Dwaallichten, kabouters en bokkenrijders

 

Ik heb het geluk gehad om uit een bijzondere en vooral ook grote familie te komen waarin iedereen op zijn eigen manier een beetje buitenissig is. Via mijn moeder en mijn grootvader, langs vaders zijde, kreeg ik de zin mee om mij in beelden uit te drukken. 

In ons huis kon je overal boeken en prenten vinden van kunstenaars die mijn moeder verzamelde.  Vooral in het boek van Johannes Vermeer kon ik als kind uren kijken. Dan kroop ik als het ware door een onzichtbare deur naar zijn fascinerende wereld. Mijn moeder stimuleerde mijn zin voor tekenen en gaf me steeds veel bevestiging als ik mijn fantasiewereld erin uitbeeldde.

Mijn grootvader maakte schilderijen in zijn atelier in de tuin. Zijn huis hing vol met zijn creaties. Hij maakte een keer een kopie van Rembrandts lachende Saskia. Het is een magisch werk alsof het echt spreekt en een ziel heeft. Wij geloofden dat als kind ook echt. 

Toen ik nog een klein meisje was vertelde mijn jongste oom me dat hij een Hobbit in huis had die allerlei klusjes voor hem deed. Het volstond om een bordje melk en een boterham in de bergkast te zetten en dan even te wachten. Dat hebben mijn vader en ik toen gedaan. De week daarna had de hobbit voor mij poppenkleertjes gemaakt. Ze lagen naast het lege bordje in de kast. 

De zomers in onze familie werden ieder jaar opgeluisterd door een reuze barbecue in de tuin van mijn tante uit Limburg. Hier vierden we de verjaardag van mijn grootvader. Omdat mijn oom in het openlucht museum van Bokrijk werkte als architect, mochten wij daar als het avond werd gratis naartoe. De verhalen die mijn vader en ooms toen vertelden als de nevel boven het gras opkwam waren voor mij als kind fascinerend. Ze vertelden over dwaallichten, kabouters, witte wieven, nevelgeesten, bokkenrijders, koetsen met geesten van lang vervlogen tijden en nog veel meer…

Vele jaren daarna kwam ook onze stiefmoeder in mijn leven. Zij bracht me de liefde voor de spiritualiteit in de natuur bij. Met bomen praten en knuffelen en magische plekjes in het bos opzoeken. Het is haar alledaagse werkelijkheid. 
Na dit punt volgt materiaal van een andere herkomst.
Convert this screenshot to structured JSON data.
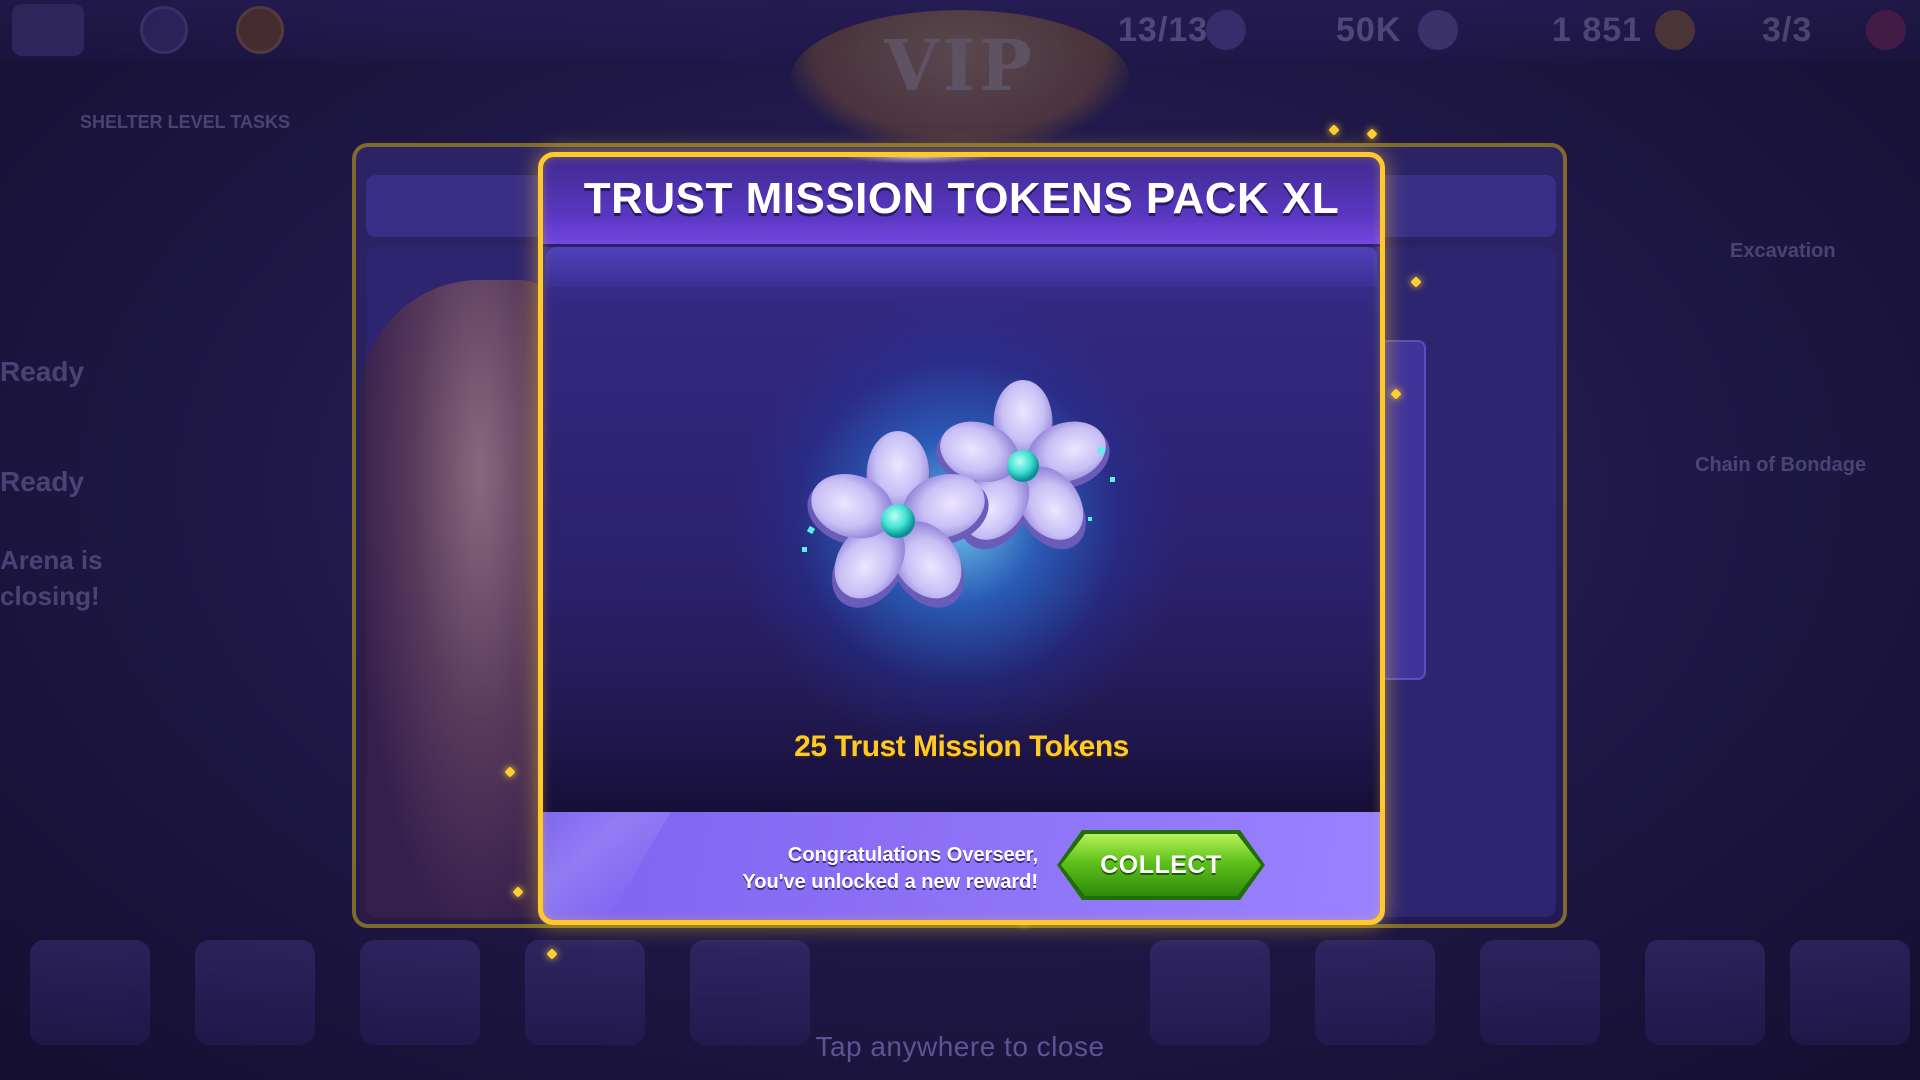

Ik denk dat al deze mensen mij gemaakt hebben tot wie ik nu ben. De liefde voor wezens die je alleen kan zien als je een klein deurtje in je ziel openzet. Als je je perceptie verbreedt en je op een frequentie afstemt uit een magisch veld dat op verborgen plaatsen overal om je heen te vinden is.  

Toen ik jaren later op de academie begon les te geven, kwam ook Shelley in mijn leven. Meteen maakten we een ontzettende klik. Shelley begreep meteen waar ik mee bezig was. We stemden onze lessen op elkaar af en zitten nu nog steeds helemaal op dezelfde golflengte. Toen ze mij vroeg om samen met haar een boek te maken heb ik geen moment getwijfeld.